La elección de narrador y el mantenimiento de punto de vista sufren algunos golpes difícilmente defendibles, pese al indiscutible acierto que supone la doble perspectiva, pero el vigor de la historia, de la pura narración es tan intenso, la calidad de la prosa y el ritmo, puramente realista, tan auténticamente narrativo, que el lector moderno excusa cualquier irregularidad y lee con fervor, arrastrado por lo que ahora, antes y siempre es verdaderamente importante: lenguaje, historia y personajes. Su dominio de la narrativa se percibe también en la diversa extensión de los capítulos que, como ocurre en esa médula de la novela que es la rebeldía de Espartaco, o en el desenlace son a la vez relatos breves perfectos y piezas indispensables de la estructura novelesca. Como todo gran escritor, Fast conoce con profundidad la naturaleza humana, incluso en sus rincones más ásperos.

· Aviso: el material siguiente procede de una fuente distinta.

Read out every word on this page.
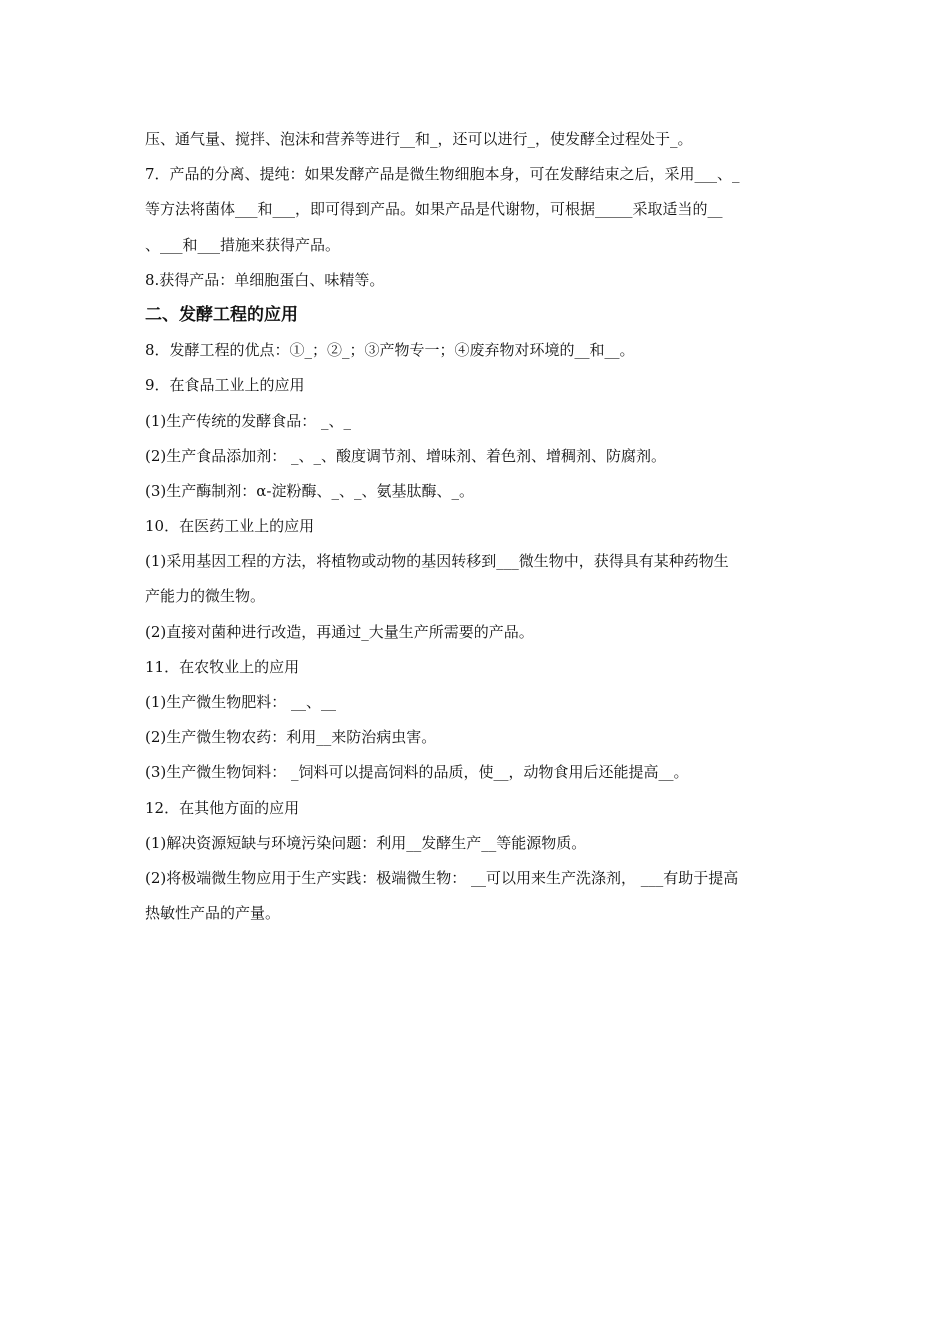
压、通气量、搅拌、泡沫和营养等进行__和_，还可以进行_，使发酵全过程处于_。
7．产品的分离、提纯：如果发酵产品是微生物细胞本身，可在发酵结束之后，采用___、_
等方法将菌体___和___，即可得到产品。如果产品是代谢物，可根据_____采取适当的__
、___和___措施来获得产品。
8.获得产品：单细胞蛋白、味精等。
二、发酵工程的应用
8．发酵工程的优点：①_；②_；③产物专一；④废弃物对环境的__和__。
9．在食品工业上的应用
(1)生产传统的发酵食品： _、_
(2)生产食品添加剂： _、_、酸度调节剂、增味剂、着色剂、增稠剂、防腐剂。
(3)生产酶制剂：α-淀粉酶、_、_、氨基肽酶、_。
10．在医药工业上的应用
(1)采用基因工程的方法，将植物或动物的基因转移到___微生物中，获得具有某种药物生
产能力的微生物。
(2)直接对菌种进行改造，再通过_大量生产所需要的产品。
11．在农牧业上的应用
(1)生产微生物肥料： __、__
(2)生产微生物农药：利用__来防治病虫害。
(3)生产微生物饲料： _饲料可以提高饲料的品质，使__，动物食用后还能提高__。
12．在其他方面的应用
(1)解决资源短缺与环境污染问题：利用__发酵生产__等能源物质。
(2)将极端微生物应用于生产实践：极端微生物： __可以用来生产洗涤剂， ___有助于提高
热敏性产品的产量。
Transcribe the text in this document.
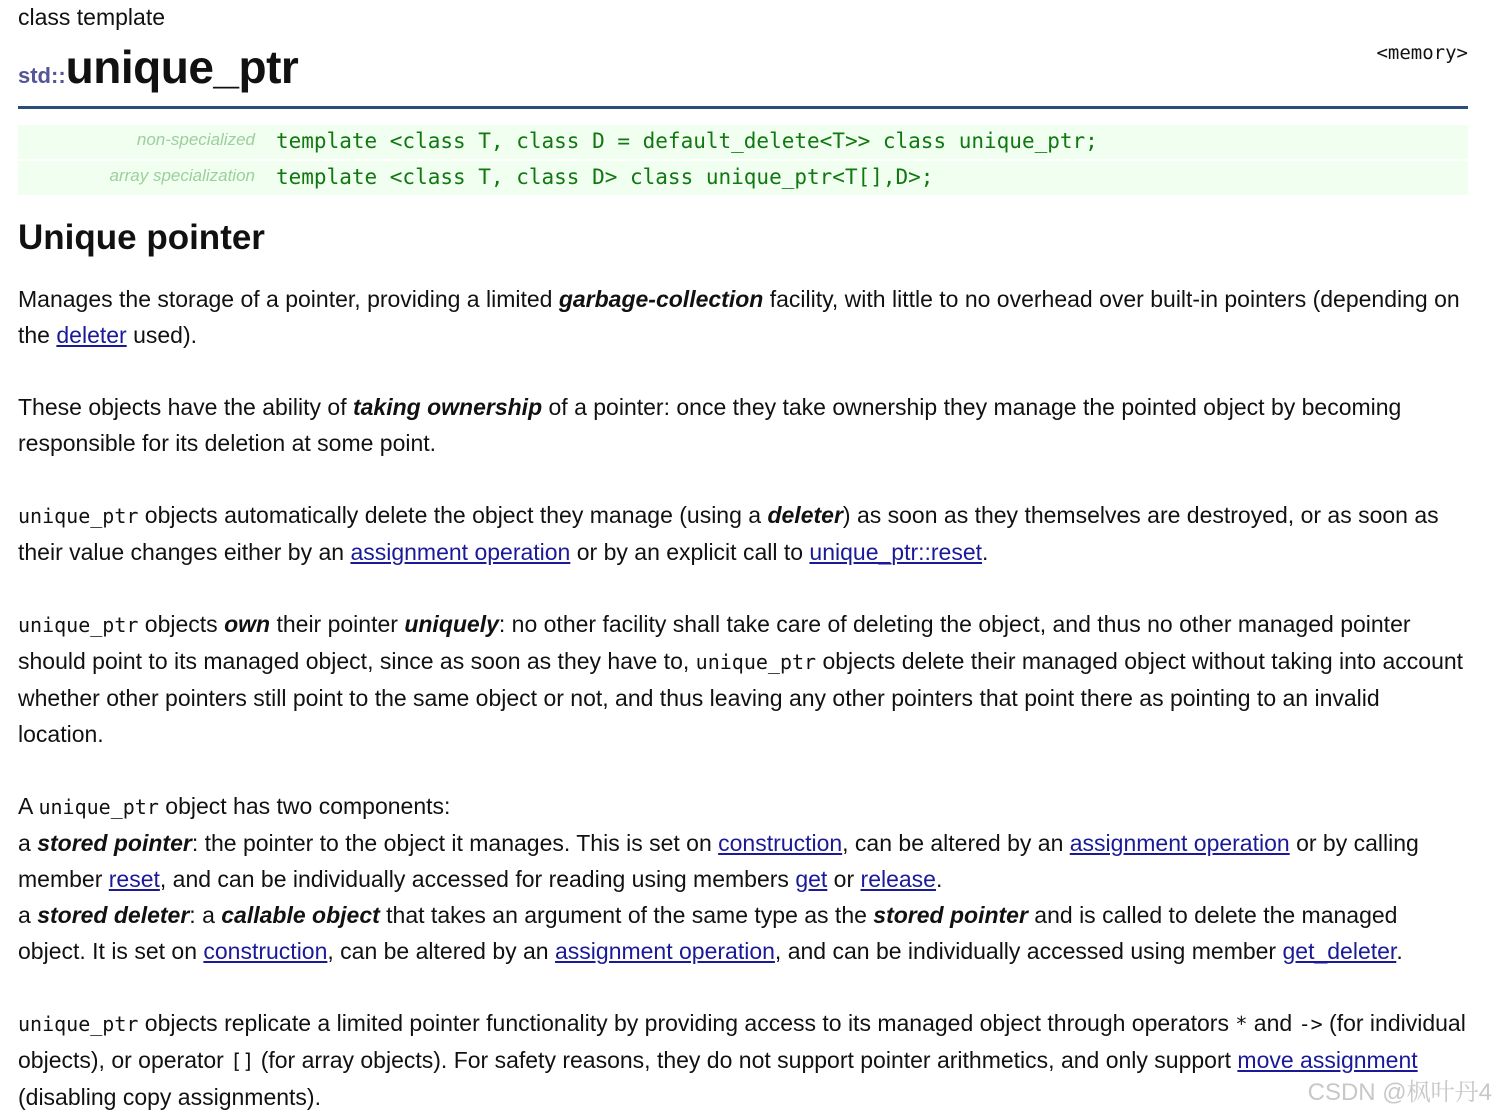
class template
<memory>
std::unique_ptr
non-specialized template <class T, class D = default_delete<T>> class unique_ptr;
array specialization template <class T, class D> class unique_ptr<T[],D>;
Unique pointer

Manages the storage of a pointer, providing a limited garbage-collection facility, with little to no overhead over built-in pointers (depending on the deleter used).

These objects have the ability of taking ownership of a pointer: once they take ownership they manage the pointed object by becoming responsible for its deletion at some point.

unique_ptr objects automatically delete the object they manage (using a deleter) as soon as they themselves are destroyed, or as soon as their value changes either by an assignment operation or by an explicit call to unique_ptr::reset.

unique_ptr objects own their pointer uniquely: no other facility shall take care of deleting the object, and thus no other managed pointer should point to its managed object, since as soon as they have to, unique_ptr objects delete their managed object without taking into account whether other pointers still point to the same object or not, and thus leaving any other pointers that point there as pointing to an invalid location.

A unique_ptr object has two components:

a stored pointer: the pointer to the object it manages. This is set on construction, can be altered by an assignment operation or by calling member reset, and can be individually accessed for reading using members get or release.

a stored deleter: a callable object that takes an argument of the same type as the stored pointer and is called to delete the managed object. It is set on construction, can be altered by an assignment operation, and can be individually accessed using member get_deleter.

unique_ptr objects replicate a limited pointer functionality by providing access to its managed object through operators * and -> (for individual objects), or operator [] (for array objects). For safety reasons, they do not support pointer arithmetics, and only support move assignment (disabling copy assignments).	CSDN @枫叶丹4
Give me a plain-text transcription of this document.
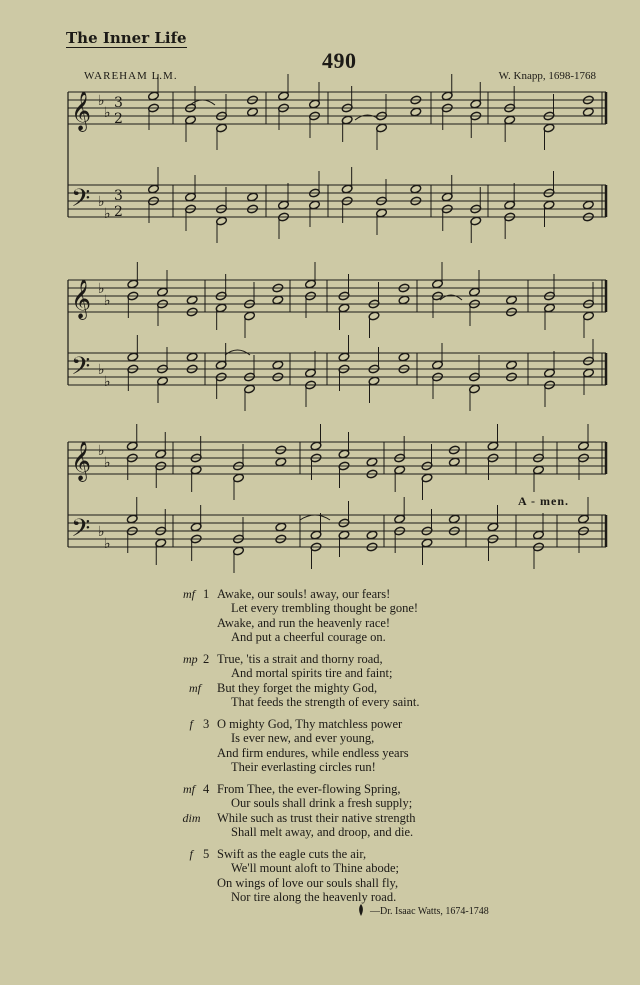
The Inner Life
490
WAREHAM L.M.	W. Knapp, 1698-1768
𝄞
𝄢
♭
♭
♭
♭
3
2
3
2
𝄞
𝄢
♭
♭
♭
♭
𝄞
𝄢
♭
♭
♭
♭
A - men.
1
mf Awake, our souls! away, our fears!
Let every trembling thought be gone!
Awake, and run the heavenly race!
And put a cheerful courage on.
2
mp True, 'tis a strait and thorny road,
And mortal spirits tire and faint;
mf But they forget the mighty God,
That feeds the strength of every saint.
3
f O mighty God, Thy matchless power
Is ever new, and ever young,
And firm endures, while endless years
Their everlasting circles run!
4
mf From Thee, the ever-flowing Spring,
Our souls shall drink a fresh supply;
dim While such as trust their native strength
Shall melt away, and droop, and die.
5
f Swift as the eagle cuts the air,
We'll mount aloft to Thine abode;
On wings of love our souls shall fly,
Nor tire along the heavenly road.
—Dr. Isaac Watts, 1674-1748
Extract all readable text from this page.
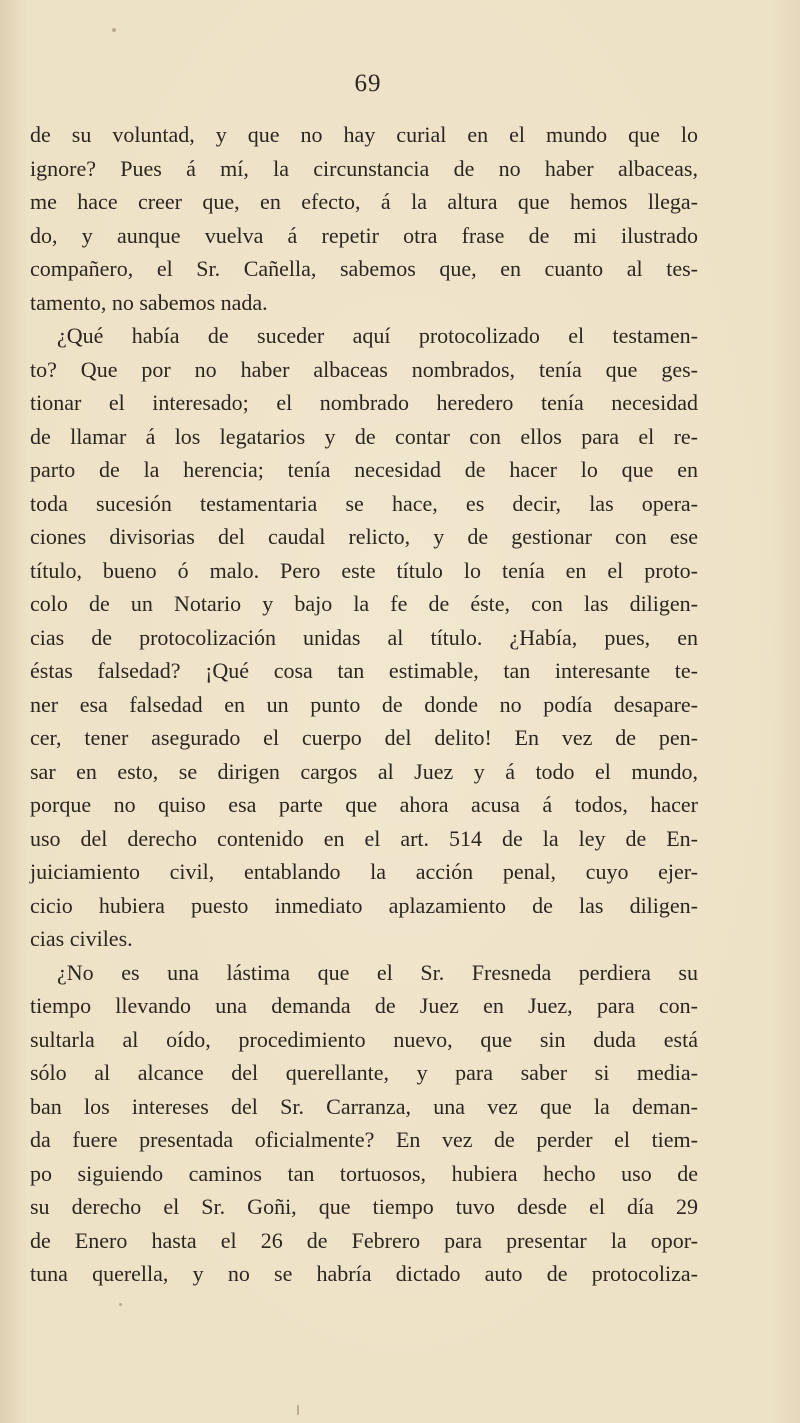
69

de su voluntad, y que no hay curial en el mundo que lo
ignore? Pues á mí, la circunstancia de no haber albaceas,
me hace creer que, en efecto, á la altura que hemos llega-
do, y aunque vuelva á repetir otra frase de mi ilustrado
compañero, el Sr. Cañella, sabemos que, en cuanto al tes-
tamento, no sabemos nada.

¿Qué había de suceder aquí protocolizado el testamen-
to? Que por no haber albaceas nombrados, tenía que ges-
tionar el interesado; el nombrado heredero tenía necesidad
de llamar á los legatarios y de contar con ellos para el re-
parto de la herencia; tenía necesidad de hacer lo que en
toda sucesión testamentaria se hace, es decir, las opera-
ciones divisorias del caudal relicto, y de gestionar con ese
título, bueno ó malo. Pero este título lo tenía en el proto-
colo de un Notario y bajo la fe de éste, con las diligen-
cias de protocolización unidas al título. ¿Había, pues, en
éstas falsedad? ¡Qué cosa tan estimable, tan interesante te-
ner esa falsedad en un punto de donde no podía desapare-
cer, tener asegurado el cuerpo del delito! En vez de pen-
sar en esto, se dirigen cargos al Juez y á todo el mundo,
porque no quiso esa parte que ahora acusa á todos, hacer
uso del derecho contenido en el art. 514 de la ley de En-
juiciamiento civil, entablando la acción penal, cuyo ejer-
cicio hubiera puesto inmediato aplazamiento de las diligen-
cias civiles.

¿No es una lástima que el Sr. Fresneda perdiera su
tiempo llevando una demanda de Juez en Juez, para con-
sultarla al oído, procedimiento nuevo, que sin duda está
sólo al alcance del querellante, y para saber si media-
ban los intereses del Sr. Carranza, una vez que la deman-
da fuere presentada oficialmente? En vez de perder el tiem-
po siguiendo caminos tan tortuosos, hubiera hecho uso de
su derecho el Sr. Goñi, que tiempo tuvo desde el día 29
de Enero hasta el 26 de Febrero para presentar la opor-
tuna querella, y no se habría dictado auto de protocoliza-
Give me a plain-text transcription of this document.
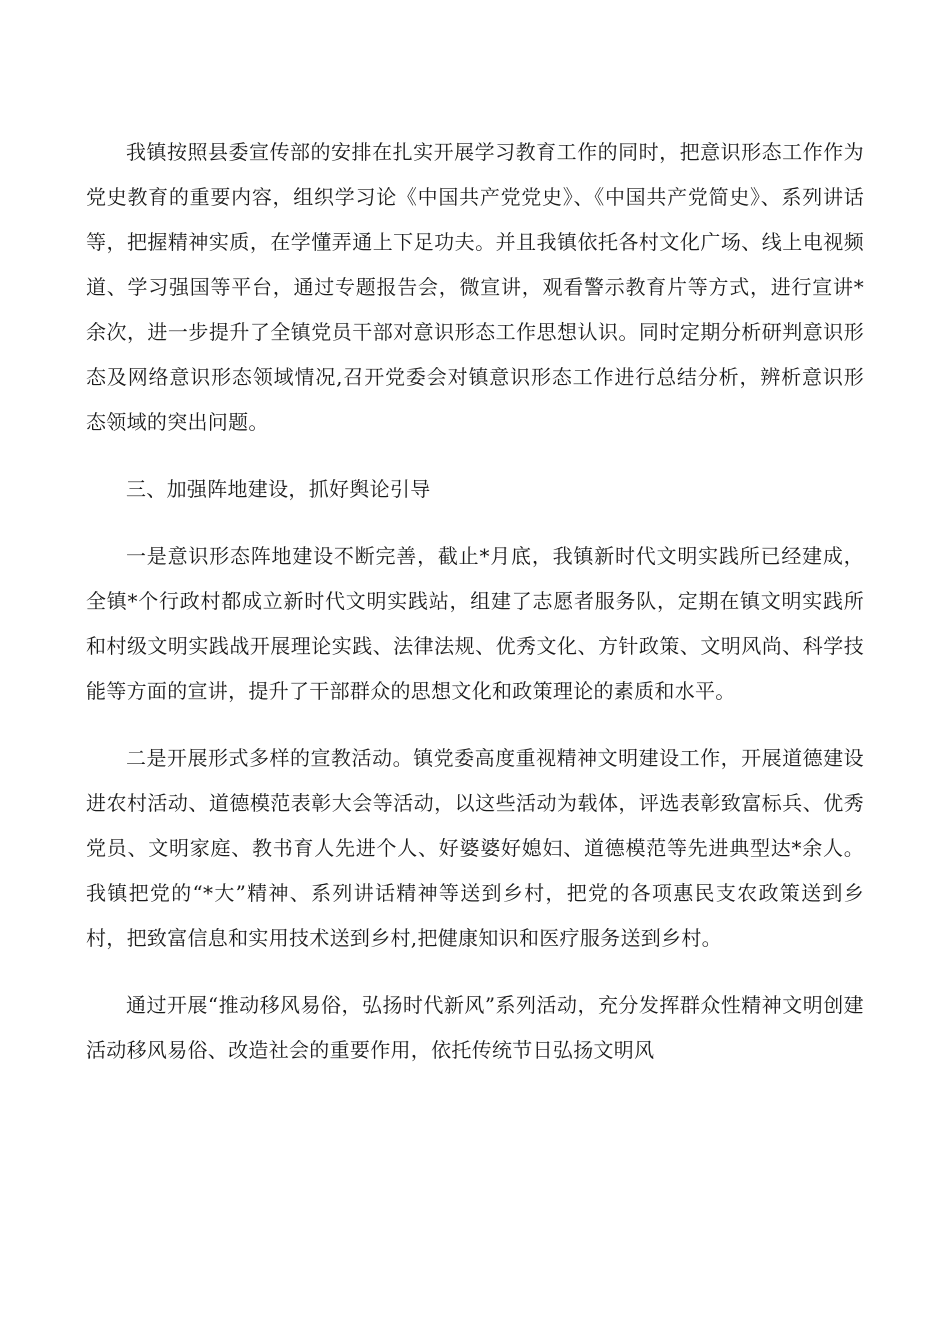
我镇按照县委宣传部的安排在扎实开展学习教育工作的同时，把意识形态工作作为党史教育的重要内容，组织学习论《中国共产党党史》、《中国共产党简史》、系列讲话等，把握精神实质，在学懂弄通上下足功夫。并且我镇依托各村文化广场、线上电视频道、学习强国等平台，通过专题报告会，微宣讲，观看警示教育片等方式，进行宣讲*余次，进一步提升了全镇党员干部对意识形态工作思想认识。同时定期分析研判意识形态及网络意识形态领域情况,召开党委会对镇意识形态工作进行总结分析，辨析意识形态领域的突出问题。

三、加强阵地建设，抓好舆论引导

一是意识形态阵地建设不断完善，截止*月底，我镇新时代文明实践所已经建成，全镇*个行政村都成立新时代文明实践站，组建了志愿者服务队，定期在镇文明实践所和村级文明实践战开展理论实践、法律法规、优秀文化、方针政策、文明风尚、科学技能等方面的宣讲，提升了干部群众的思想文化和政策理论的素质和水平。

二是开展形式多样的宣教活动。镇党委高度重视精神文明建设工作，开展道德建设进农村活动、道德模范表彰大会等活动，以这些活动为载体，评选表彰致富标兵、优秀党员、文明家庭、教书育人先进个人、好婆婆好媳妇、道德模范等先进典型达*余人。我镇把党的“*大”精神、系列讲话精神等送到乡村，把党的各项惠民支农政策送到乡村，把致富信息和实用技术送到乡村,把健康知识和医疗服务送到乡村。

通过开展“推动移风易俗，弘扬时代新风”系列活动，充分发挥群众性精神文明创建活动移风易俗、改造社会的重要作用，依托传统节日弘扬文明风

Es capaz de introducirse con igual fortuna en una dama romana desairada, que no sabe asumir su decadencia física, en una consumada sádica, que disfruta con la muerte, que opera en ella como claro sustituto del sexo, o en un gladiador en la larga agonía de la crucifixión. Nos encontramos frente a una obra siempre necesaria, que supera con holgura los estrechos márgenes de la novela histórica.